Open divergentdave opened 1 month ago
Implementation idea, based on off-issue discussion:
I think we'd implement it as: after "normal" creation of aggregation jobs, we might have a few "straggler" reports left in-hand that aren't numerous enough to permit creation of another aggregation job. Check for existing collection jobs for the time windows associated with these straggler reports; create an aggregation job using the reports whose time windows have a collection job.
Things I'd want to think about more deeply before implementing:
(These two points are in contention with one another.)
Currently, if a time interval task has some number of reports uploaded, and then report uploads stop, it's possible for aggregation and collection of the existing reports to get stuck. (at least until clients upload more reports)
When the report uploads stop, if there are fewer unaggregated reports than
min_aggregation_job_size
, then the aggregation job creator will not create any aggregation jobs. Thus, these reports will remain unaggregated. If a collection job is submitted with an interval that includes any such unaggregated report, the collection job driver will not process the job until all unaggregated reports in the batch interval have been processed (and all outstanding aggregation jobs have been finished or abandoned).
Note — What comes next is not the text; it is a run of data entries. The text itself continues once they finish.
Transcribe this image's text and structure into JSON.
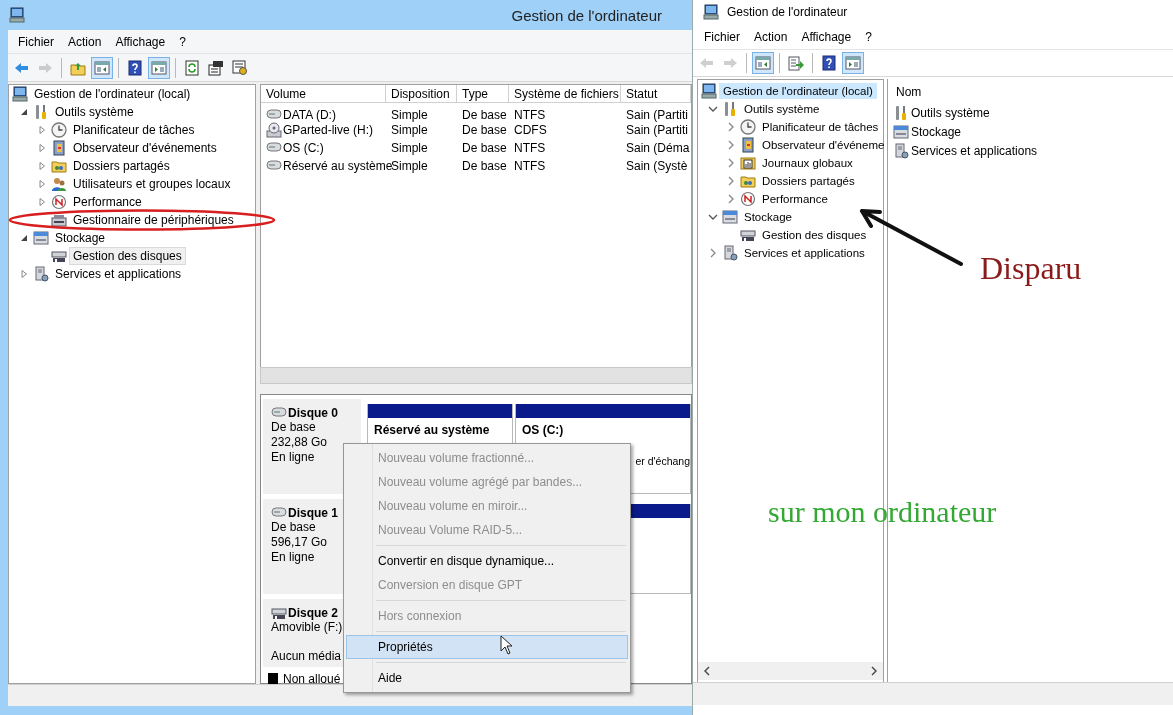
{
  "left_window": {
    "title": "Gestion de l'ordinateur",
    "menu": [
      "Fichier",
      "Action",
      "Affichage",
      "?"
    ],
    "toolbar": [
      {
        "kind": "button",
        "disabled": false,
        "pressed": false
      },
      {
        "kind": "button",
        "disabled": true,
        "pressed": false
      },
      {
        "kind": "separator"
      },
      {
        "kind": "button",
        "disabled": false,
        "pressed": false
      },
      {
        "kind": "button",
        "disabled": false,
        "pressed": true
      },
      {
        "kind": "separator"
      },
      {
        "kind": "button",
        "disabled": false,
        "pressed": false
      },
      {
        "kind": "button",
        "disabled": false,
        "pressed": true
      },
      {
        "kind": "separator"
      },
      {
        "kind": "button",
        "disabled": false,
        "pressed": false
      },
      {
        "kind": "button",
        "disabled": false,
        "pressed": false
      },
      {
        "kind": "button",
        "disabled": false,
        "pressed": false
      }
    ],
    "tree": [
      {
        "label": "Gestion de l'ordinateur (local)",
        "selected": false,
        "children": [
          {
            "label": "Outils système",
            "expanded": true,
            "selected": false,
            "children": [
              {
                "label": "Planificateur de tâches",
                "expanded": false,
                "selected": false
              },
              {
                "label": "Observateur d'événements",
                "expanded": false,
                "selected": false
              },
              {
                "label": "Dossiers partagés",
                "expanded": false,
                "selected": false
              },
              {
                "label": "Utilisateurs et groupes locaux",
                "expanded": false,
                "selected": false
              },
              {
                "label": "Performance",
                "expanded": false,
                "selected": false
              },
              {
                "label": "Gestionnaire de périphériques",
                "selected": false
              }
            ]
          },
          {
            "label": "Stockage",
            "expanded": true,
            "selected": false,
            "children": [
              {
                "label": "Gestion des disques",
                "selected": true
              }
            ]
          },
          {
            "label": "Services et applications",
            "expanded": false,
            "selected": false
          }
        ]
      }
    ],
    "volumes": {
      "columns": [
        "Volume",
        "Disposition",
        "Type",
        "Système de fichiers",
        "Statut"
      ],
      "rows": [
        [
          "DATA (D:)",
          "Simple",
          "De base",
          "NTFS",
          "Sain (Partiti"
        ],
        [
          "GParted-live (H:)",
          "Simple",
          "De base",
          "CDFS",
          "Sain (Partiti"
        ],
        [
          "OS (C:)",
          "Simple",
          "De base",
          "NTFS",
          "Sain (Déma"
        ],
        [
          "Réservé au système",
          "Simple",
          "De base",
          "NTFS",
          "Sain (Systè"
        ]
      ]
    },
    "disks": [
      {
        "name": "Disque 0",
        "lines": [
          "De base",
          "232,88 Go",
          "En ligne"
        ],
        "partitions": [
          {
            "kind": "primary",
            "name": "Réservé au système"
          },
          {
            "kind": "primary",
            "name": "OS  (C:)",
            "note": "er d'échang"
          }
        ]
      },
      {
        "name": "Disque 1",
        "lines": [
          "De base",
          "596,17 Go",
          "En ligne"
        ],
        "partitions": [
          {
            "kind": "primary"
          }
        ]
      },
      {
        "name": "Disque 2",
        "lines": [
          "Amovible (F:)"
        ],
        "media": "Aucun média"
      }
    ],
    "legend": [
      {
        "kind": "unallocated",
        "label": "Non alloué"
      }
    ],
    "context_menu": [
      {
        "kind": "item",
        "label": "Nouveau volume fractionné...",
        "disabled": true,
        "selected": false
      },
      {
        "kind": "item",
        "label": "Nouveau volume agrégé par bandes...",
        "disabled": true,
        "selected": false
      },
      {
        "kind": "item",
        "label": "Nouveau volume en miroir...",
        "disabled": true,
        "selected": false
      },
      {
        "kind": "item",
        "label": "Nouveau Volume RAID-5...",
        "disabled": true,
        "selected": false
      },
      {
        "kind": "separator"
      },
      {
        "kind": "item",
        "label": "Convertir en disque dynamique...",
        "disabled": false,
        "selected": false
      },
      {
        "kind": "item",
        "label": "Conversion en disque GPT",
        "disabled": true,
        "selected": false
      },
      {
        "kind": "separator"
      },
      {
        "kind": "item",
        "label": "Hors connexion",
        "disabled": true,
        "selected": false
      },
      {
        "kind": "separator"
      },
      {
        "kind": "item",
        "label": "Propriétés",
        "disabled": false,
        "selected": true
      },
      {
        "kind": "separator"
      },
      {
        "kind": "item",
        "label": "Aide",
        "disabled": false,
        "selected": false
      }
    ]
  },
  "right_window": {
    "title": "Gestion de l'ordinateur",
    "menu": [
      "Fichier",
      "Action",
      "Affichage",
      "?"
    ],
    "toolbar": [
      {
        "kind": "button",
        "disabled": true,
        "pressed": false
      },
      {
        "kind": "button",
        "disabled": true,
        "pressed": false
      },
      {
        "kind": "separator"
      },
      {
        "kind": "button",
        "disabled": false,
        "pressed": true
      },
      {
        "kind": "separator"
      },
      {
        "kind": "button",
        "disabled": false,
        "pressed": false
      },
      {
        "kind": "separator"
      },
      {
        "kind": "button",
        "disabled": false,
        "pressed": false
      },
      {
        "kind": "button",
        "disabled": false,
        "pressed": true
      }
    ],
    "tree": [
      {
        "label": "Gestion de l'ordinateur (local)",
        "selected": true,
        "children": [
          {
            "label": "Outils système",
            "expanded": true,
            "selected": false,
            "children": [
              {
                "label": "Planificateur de tâches",
                "expanded": false,
                "selected": false
              },
              {
                "label": "Observateur d'événeme",
                "expanded": false,
                "selected": false
              },
              {
                "label": "Journaux globaux",
                "expanded": false,
                "selected": false
              },
              {
                "label": "Dossiers partagés",
                "expanded": false,
                "selected": false
              },
              {
                "label": "Performance",
                "expanded": false,
                "selected": false
              }
            ]
          },
          {
            "label": "Stockage",
            "expanded": true,
            "selected": false,
            "children": [
              {
                "label": "Gestion des disques",
                "selected": false
              }
            ]
          },
          {
            "label": "Services et applications",
            "expanded": false,
            "selected": false
          }
        ]
      }
    ],
    "list": {
      "header": "Nom",
      "items": [
        "Outils système",
        "Stockage",
        "Services et applications"
      ]
    }
  },
  "annotations": [
    {
      "kind": "ellipse"
    },
    {
      "kind": "arrow"
    },
    {
      "kind": "text",
      "text": "Disparu",
      "color": "#8b1a1a"
    },
    {
      "kind": "text",
      "text": "sur mon ordinateur",
      "color": "#33a833"
    }
  ]
}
Taken together, this means it's possible for a collection job to get stuck, even if we have sufficient valid reports to complete it. Getting into this state depends on race conditions between the clients' uploads and the aggregation job creator. We expect that tasks using the time interval query type will typically be for continuous metrics tasks, so extended periods with zero uploaded reports may be unusual.We could fix this with new heuristics or conditions to allow creating an under-sized aggregation job, though how we do so may impact overhead from more smaller aggregation jobs and write contention during the ensuing aggregation. Thus, we'll want to only create under-sized aggregation jobs in limited situations.